Houses of worship followed suit. Cemeteries were established near churches so that members of the congregation could visit the graves of loved ones.

“They wanted to see them at least once a week,” Comeau said.

This is particularly the case with the Rev. Jeremiah O’Callaghan, the missionary priest who helped establish St. Jerome’s Church. After his death in 1861, he was buried in front of the church.

Among the histories Comeau shared was that of Bushman Fuller, born in 1745. He was the slave of Nathaniel Ely Sr. of Springfield. Fuller managed to buy his freedom as well as the freedom of his wife, Flora, who had been a slave of the Rev. Joseph Perry of Windsor, Connecticut.

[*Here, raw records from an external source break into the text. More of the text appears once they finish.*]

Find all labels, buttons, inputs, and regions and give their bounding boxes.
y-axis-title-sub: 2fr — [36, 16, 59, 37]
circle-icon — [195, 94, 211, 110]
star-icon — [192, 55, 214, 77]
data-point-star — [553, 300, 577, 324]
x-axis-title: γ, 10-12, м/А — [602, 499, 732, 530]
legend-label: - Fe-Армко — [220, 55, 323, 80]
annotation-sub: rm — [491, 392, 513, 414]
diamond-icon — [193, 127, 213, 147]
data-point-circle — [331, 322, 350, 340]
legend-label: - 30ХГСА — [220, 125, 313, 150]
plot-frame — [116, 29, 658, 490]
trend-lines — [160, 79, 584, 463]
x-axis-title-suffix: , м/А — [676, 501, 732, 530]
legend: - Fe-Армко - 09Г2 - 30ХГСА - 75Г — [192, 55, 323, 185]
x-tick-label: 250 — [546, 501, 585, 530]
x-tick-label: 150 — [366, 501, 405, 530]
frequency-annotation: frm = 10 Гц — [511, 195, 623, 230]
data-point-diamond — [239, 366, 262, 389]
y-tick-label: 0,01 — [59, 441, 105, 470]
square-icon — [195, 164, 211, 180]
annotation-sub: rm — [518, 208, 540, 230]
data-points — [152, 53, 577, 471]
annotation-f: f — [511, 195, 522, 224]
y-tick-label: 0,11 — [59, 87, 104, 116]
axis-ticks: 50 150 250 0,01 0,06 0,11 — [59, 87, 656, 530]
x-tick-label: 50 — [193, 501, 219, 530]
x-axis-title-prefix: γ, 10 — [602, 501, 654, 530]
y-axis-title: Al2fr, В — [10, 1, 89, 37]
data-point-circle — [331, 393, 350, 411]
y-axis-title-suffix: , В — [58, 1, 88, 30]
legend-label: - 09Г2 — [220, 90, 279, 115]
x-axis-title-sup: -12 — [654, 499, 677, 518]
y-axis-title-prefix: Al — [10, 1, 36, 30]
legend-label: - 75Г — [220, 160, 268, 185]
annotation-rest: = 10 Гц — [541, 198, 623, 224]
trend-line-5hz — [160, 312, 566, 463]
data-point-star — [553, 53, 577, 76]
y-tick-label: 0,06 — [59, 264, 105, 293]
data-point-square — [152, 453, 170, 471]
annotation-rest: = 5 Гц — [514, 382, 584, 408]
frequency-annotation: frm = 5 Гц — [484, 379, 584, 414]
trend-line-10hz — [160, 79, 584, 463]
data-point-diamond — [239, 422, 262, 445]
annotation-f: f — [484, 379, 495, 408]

Both are buried at the Elmwood Cemetery (the former Baptist Cemetery) on Northampton Street.

A monument at Precious Blood Cemetery in South Hadley Falls (across from the Big Y World Class Market) recalls an immense tragedy and illustrates the tradition of churches serving specific nationalities. Precious Blood Church, formerly on Cabot Street in Holyoke, burned on May 27, 1875, killing more than 70 communicants who had been celebrating the Feast of Corpus Christi. “It was incredible,” Comeau said. Of the 70 who died, 63 had been born in Quebec.

Most of the fire victims were buried at Precious Blood Cemetery. The original tragedy was exacerbated by a fire at the cemetery in 1913. On May 3 of that year, “a worker set down his cigarette,” Comeau said, “igniting the dry grass.” The flames consumed 300 wooden crosses with the result that traces of individual burial sites were eradicated. Subsequent grave diggers “kept hitting coffins” in one section of the cemetery.

Comeau’s presentation, sponsored by the Holyoke Preservation Trust, also included narratives about the graves of soldiers (Civil War, World War I, Spanish-American War), captains of industry (paper mill magnates James and John Newton) and the Irish victims of the cholera epidemic of 1849. Among the poignant histories was that of the Rev. Justin Perkins of Holyoke (1805-1869), a Presbyterian missionary who moved with his wife and family to Persia (Iran) in 1833. Six of their seven children died in Persia. Perkins is buried in Holyoke’s Rock Valley Cemetery off Route 202.

Over the years, one’s religion and nationality had a good deal to do with where one might be laid to rest, Comeau observed. He distributed a list that noted, in part, the following: St. Jerome’s Cemetery in Holyoke was the burial ground for Irish Catholics. Quebec Catholics were buried at Precious Blood Cemetery in South Hadley Falls. The Polish Catholic community was served by Notre Dame and Mater Dolorosa cemeteries in South Hadley. Burial grounds for the Jewish community were the Sons of Zion Cemetery and the Rodphey Sholom Cemetery, both in Chicopee. Protestants were laid to rest in Forestdale, Elmwood, Smith’s Ferry and Rock Valley cemeteries, among others.

Comeau, who leads the popular canal tour in Holyoke each year, asks those who attend his free presentations to support a local nonprofit organization. This year, he is advocating for the Boys and Girls Club of Greater Holyoke.